Neighborhoods must embrace the 3R’s (Reduce, Recover and Recycle) concept of solid waste management and several of them have started plastics recycling and composting projects within their estates. For instance the “Tenga Taka Tuimarike Project (Kiswahili for Separate Waste for Prosperity)”, a successful waste management project that was jointly launched by Kara and Practical Action in Plainsview Estate, Nairobi in 2005. Through the project, residents learnt source-separation of waste. The waste is separated in three categories, with recyclable plastics and related waste being placed in yellow bags, organics in green and other waste in brown colored trash bags.

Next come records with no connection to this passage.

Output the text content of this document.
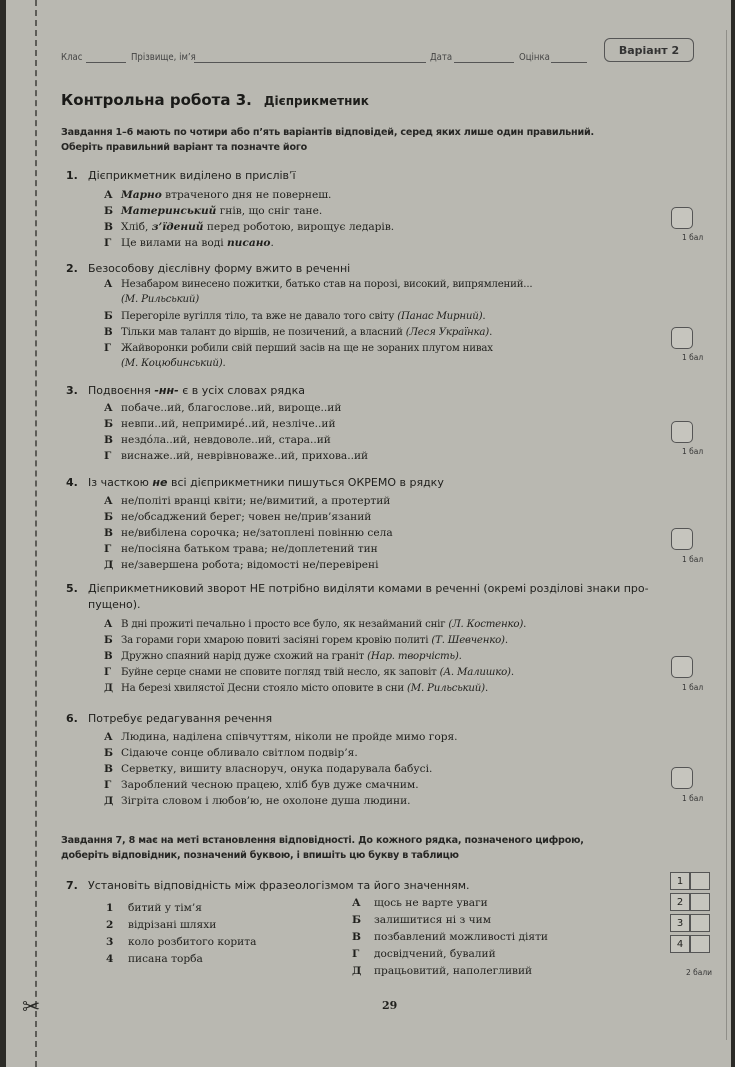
✂
Клас	Прізвище, ім’я	Дата	Оцінка
Варіант 2
Контрольна робота 3. Дієприкметник
Завдання 1–6 мають по чотири або п’ять варіантів відповідей, серед яких лише один правильний.
Оберіть правильний варіант та позначте його
1. Дієприкметник виділено в прислів’ї
А Марно втраченого дня не повернеш.
Б Материнський гнів, що сніг тане.
В Хліб, з’їдений перед роботою, вирощує ледарів.
Г Це вилами на воді писано.	1 бал
2. Безособову дієслівну форму вжито в реченні
А Незабаром винесено пожитки, батько став на порозі, високий, випрямлений...
(М. Рильський)
Б Перегоріле вугілля тіло, та вже не давало того світу (Панас Мирний).
В Тільки мав талант до віршів, не позичений, а власний (Леся Українка).
Г Жайворонки робили свій перший засів на ще не зораних плугом нивах
(М. Коцюбинський).
1 бал
3. Подвоєння -нн- є в усіх словах рядка
А побаче..ий, благослове..ий, вироще..ий
Б невпи..ий, непримирé..ий, незліче..ий
В нездóла..ий, невдоволе..ий, стара..ий
Г виснаже..ий, неврівноваже..ий, прихова..ий	1 бал
4. Із часткою не всі дієприкметники пишуться ОКРЕМО в рядку
А не/політі вранці квіти; не/вимитий, а протертий
Б не/обсаджений берег; човен не/прив’язаний
В не/вибілена сорочка; не/затоплені повінню села
Г не/посіяна батьком трава; не/доплетений тин
Д не/завершена робота; відомості не/перевірені	1 бал
5. Дієприкметниковий зворот НЕ потрібно виділяти комами в реченні (окремі розділові знаки про-
пущено).
А В дні прожиті печально і просто все було, як незайманий сніг (Л. Костенко).
Б За горами гори хмарою повиті засіяні горем кровію политі (Т. Шевченко).
В Дружно спаяний нарід дуже схожий на граніт (Нар. творчість).
Г Буйне серце снами не сповите погляд твій несло, як заповіт (А. Малишко).
Д На березі хвилястої Десни стояло місто оповите в сни (М. Рильський).	1 бал
6. Потребує редагування речення
А Людина, наділена співчуттям, ніколи не пройде мимо горя.
Б Сідаюче сонце обливало світлом подвір’я.
В Серветку, вишиту власноруч, онука подарувала бабусі.
Г Зароблений чесною працею, хліб був дуже смачним.
Д Зігріта словом і любов’ю, не охолоне душа людини.	1 бал
Завдання 7, 8 має на меті встановлення відповідності. До кожного рядка, позначеного цифрою,
доберіть відповідник, позначений буквою, і впишіть цю букву в таблицю
7. Установіть відповідність між фразеологізмом та його значенням.
1 битий у тім’я
2 відрізані шляхи
3 коло розбитого корита
4 писана торба
А щось не варте уваги
Б залишитися ні з чим
В позбавлений можливості діяти
Г досвідчений, бувалий
Д працьовитий, наполегливий
1
2
3
4
2 бали
29
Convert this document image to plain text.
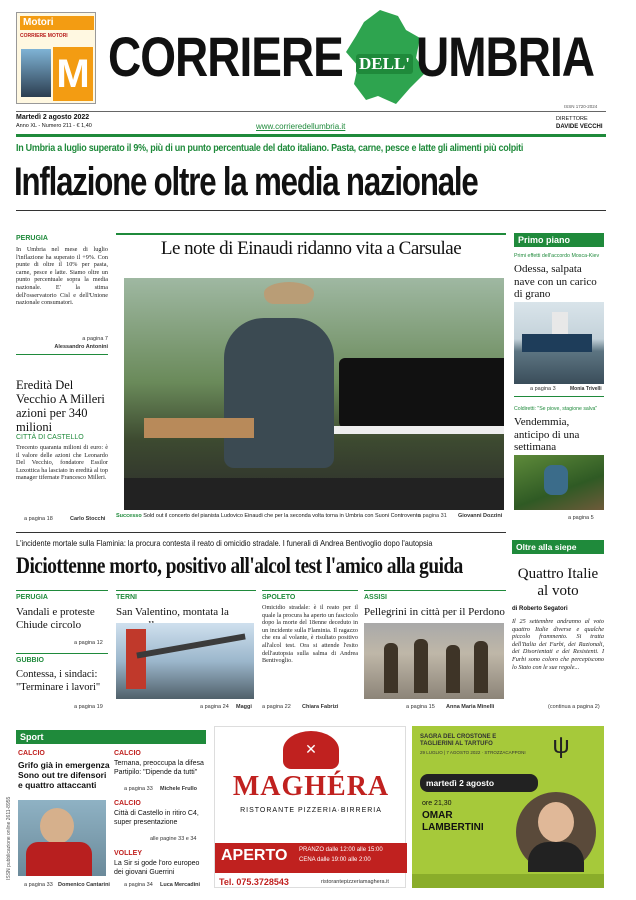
Motori
CORRIERE MOTORI
M CORRIERE DELL' UMBRIA
ISSN 1720-2024
Martedì 2 agosto 2022
Anno XL - Numero 211 - € 1,40	www.corrieredellumbria.it
DIRETTORE
DAVIDE VECCHI
In Umbria a luglio superato il 9%, più di un punto percentuale del dato italiano. Pasta, carne, pesce e latte gli alimenti più colpiti
Inflazione oltre la media nazionale
PERUGIA
In Umbria nel mese di luglio l'inflazione ha superato il +9%. Con punte di oltre il 10% per pasta, carne, pesce e latte. Siamo oltre un punto percentuale sopra la media nazionale. E' la stima dell'osservatorio Cisl e dell'Unione nazionale consumatori.
a pagina 7
Alessandro Antonini
Eredità Del Vecchio A Milleri azioni per 340 milioni
CITTÀ DI CASTELLO
Trecento quaranta milioni di euro: è il valore delle azioni che Leonardo Del Vecchio, fondatore Essilor Luxottica ha lasciato in eredità al top manager tifernate Francesco Milleri.
a pagina 18	Carlo Stocchi
Le note di Einaudi ridanno vita a Carsulae
Successo Sold out il concerto del pianista Ludovico Einaudi che per la seconda volta torna in Umbria con Suoni Controvento
a pagina 31 Giovanni Dozzini
Primo piano
Primi effetti dell'accordo Mosca-Kiev
Odessa, salpata nave con un carico di grano
a pagina 3	Monia Trivelli
Coldiretti: "Se piove, stagione salva"
Vendemmia, anticipo di una settimana
a pagina 5
L'incidente mortale sulla Flaminia: la procura contesta il reato di omicidio stradale. I funerali di Andrea Bentivoglio dopo l'autopsia
Diciottenne morto, positivo all'alcol test l'amico alla guida
PERUGIA
Vandali e proteste Chiude circolo
a pagina 12
GUBBIO
Contessa, i sindaci: "Terminare i lavori"
a pagina 19
TERNI
San Valentino, montata la
a pagina 24 Maggi
SPOLETO
Omicidio stradale: è il reato per il quale la procura ha aperto un fascicolo dopo la morte del 18enne deceduto in un incidente sulla Flaminia. Il ragazzo che era al volante, è risultato positivo all'alcol test. Ora si attende l'esito dell'autopsia sulla salma di Andrea Bentivoglio.
a pagina 22 Chiara Fabrizi
ASSISI
Pellegrini in città per il Perdono
a pagina 15 Anna Maria Minelli
Oltre alla siepe
Quattro Italie al voto
di Roberto Segatori
Il 25 settembre andranno al voto quattro Italie diverse e qualche piccolo frammento. Si tratta dell'Italia dei Furbi, dei Razionali, dei Disorientati e dei Resistenti. I Furbi sono coloro che percepiscono lo Stato con le sue regole...
(continua a pagina 2)
Sport
CALCIO
Grifo già in emergenza Sono out tre difensori e quattro attaccanti
a pagina 33 Domenico Cantarini
CALCIO
Ternana, preoccupa la difesa Partipilo: "Dipende da tutti"
a pagina 33 Michele Frullo
CALCIO
Città di Castello in ritiro C4, super presentazione
alle pagine 33 e 34
VOLLEY
La Sir si gode l'oro europeo dei giovani Guerrini
a pagina 34 Luca Mercadini
✕
MAGHÉRA
RISTORANTE PIZZERIA·BIRRERIA
APERTO PRANZO dalle 12:00 alle 15:00
CENA dalle 19:00 alle 2:00
Tel. 075.3728543	ristorantepizzeriamaghera.it
SAGRA DEL CROSTONE E TAGLIERINI AL TARTUFO
29 LUGLIO | 7 AGOSTO 2022 · STROZZACAPPONI ψ
martedì 2 agosto
ore 21,30
OMAR
LAMBERTINI
ISSN pubblicazione online 2611-8955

Resident associations can also work closely with local authorities and relevant watchdogs like the National Environment Management Authority (Nema) so as to improve the quality and standard of residential areas through sound environmental waste management. Environmental scouts may be appointed in each neighborhood to ensure policies and laws are followed or implemented by residents.
Resident Associations can also encourage environmental sustainability by establishing a system of household waste disposal mechanisms that provide an alternative source of income for them, as well as creating environmental awareness of the issue. For instance Residents can be educated on sorting out waste at the household level. The household waste, mostly plastic bags, bottles and glasses, will then be collected at a common collection center where they can be purchased by recycling firms at a certain fee, and the money collected every month will provide the association a source of income and thus enable them meet their financial needs and be able to implement various projects.
Successful waste management depends on the regulatory measures taken by the government and populations. Extensive education on how to recycle, reuse, reduce and respond to waste is needed to enable populations understand the importance of sustainable resource use and waste management as well as advocating recycling at point source.
Waste management is a challenge, but people need to find more sustainable solutions to it. That is why it is important for people living in an estate ensure that they form a neighborhood association that can champion their environmental rights and to ensure they receive effective services from the government.